The pathogen causes purplish ‘flames’ to rise from the base of the trunk up to the branches, before cracking the trunk. Once infected, trees die within three to seven years.
As well as via spores entering fresh ‘wounds’ on healthy plane trees, the disease can also be transmitted via root contacts between neighbouring trees, and also by water, as in the case of the Canal Green news du Midi, where plane trees were first planted along the canal under Napoleon.
Replacement tress are being planted but many sections where diseased or dead trees have been removed remain treeless.
Lockdown boost for nature spotters
2020’s pair of Covid lockdown periods in France gave a significant boost to numbers of nature observers, as well as the organisations that register flora and fauna counts on a local level.
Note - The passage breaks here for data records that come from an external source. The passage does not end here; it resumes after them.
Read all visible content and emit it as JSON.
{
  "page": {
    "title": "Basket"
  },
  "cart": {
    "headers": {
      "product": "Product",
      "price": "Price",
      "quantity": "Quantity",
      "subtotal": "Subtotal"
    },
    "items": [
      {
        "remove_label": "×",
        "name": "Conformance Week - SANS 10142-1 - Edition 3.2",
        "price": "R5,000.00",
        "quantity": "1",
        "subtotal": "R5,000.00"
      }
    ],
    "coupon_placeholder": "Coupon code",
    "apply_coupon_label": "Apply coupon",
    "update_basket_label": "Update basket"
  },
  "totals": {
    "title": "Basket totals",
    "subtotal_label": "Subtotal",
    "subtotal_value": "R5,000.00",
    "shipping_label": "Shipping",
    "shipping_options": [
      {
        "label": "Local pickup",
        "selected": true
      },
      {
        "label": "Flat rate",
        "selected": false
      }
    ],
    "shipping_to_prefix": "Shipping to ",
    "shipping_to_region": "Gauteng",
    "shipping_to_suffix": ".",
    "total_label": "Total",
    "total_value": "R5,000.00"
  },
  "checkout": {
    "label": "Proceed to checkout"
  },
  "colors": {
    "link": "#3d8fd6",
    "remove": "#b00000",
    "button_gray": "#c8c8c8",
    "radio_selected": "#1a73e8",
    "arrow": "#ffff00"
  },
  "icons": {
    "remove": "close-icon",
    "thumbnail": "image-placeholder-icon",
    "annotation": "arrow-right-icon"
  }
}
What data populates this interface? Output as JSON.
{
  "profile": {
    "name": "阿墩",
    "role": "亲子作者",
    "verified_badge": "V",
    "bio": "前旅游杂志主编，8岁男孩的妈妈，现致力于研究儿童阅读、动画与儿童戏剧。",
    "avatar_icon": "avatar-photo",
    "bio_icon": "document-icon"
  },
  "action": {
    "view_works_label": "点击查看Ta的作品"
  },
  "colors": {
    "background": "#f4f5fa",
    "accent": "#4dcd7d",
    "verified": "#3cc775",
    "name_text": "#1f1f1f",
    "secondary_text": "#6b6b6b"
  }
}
One such project was the Faune-Maine platform in Mayenne, Normandy, which is co-managed with the LPO, the French bird protection league. It saw a four-fold increase in registrations last year as people shared observations of different species in their garden and local habitats.
One new member, Jérôme Boulay, told France Bleu that he now spends several hours a week scrutinising various species around his home, including a hen harrier and a kingfisher that he spots on his daily walk along the banks of the Mayenne river which is close by.
“I’ve been coming here for a while but I’ve never seen a kingfisher before. And now, it’s rare that I don’t see one.
“Our gaze is sharpened, our ear is refined and our attention is precise,” he added.
Fish business takes eco approach
A firm that recycles disposable Covid-19 masks has taken the symbolic step of placing a recycling box next to a fish shop (poissonnerie) in the Bassin d’Arcachon, Gironde, to highlight the environmental impact of discarded masks.
Owner of the Arès fishmonger, Amandine de Lamothe, has long taken an eco-responsible approach: she sells only wild fish and does not use plastic bags. The cardboard recycling box was installed at a cost of €150 to the shop.
The masks are collected by the company Terracycle, which transforms them into granules that can be sold to manufacturers of products such as garden furniture.
Sugar beet pesticides allowed temporarily
In December, the French government reauthorised the use – for a three-year period only – of previously banned neonicotinoid insecticides, to support sugar beet growers suffering from aphid attacks.
Usage will be limited to seed coating, and not by direct spraying on plants.
Delphine Batho, President of Generation Ecology, one of the four green political parties in France, expressed her “disappointment at the serious regression that the rehabilitation of these poisons and their monstrous consequences on pollinators, birds and many other species”.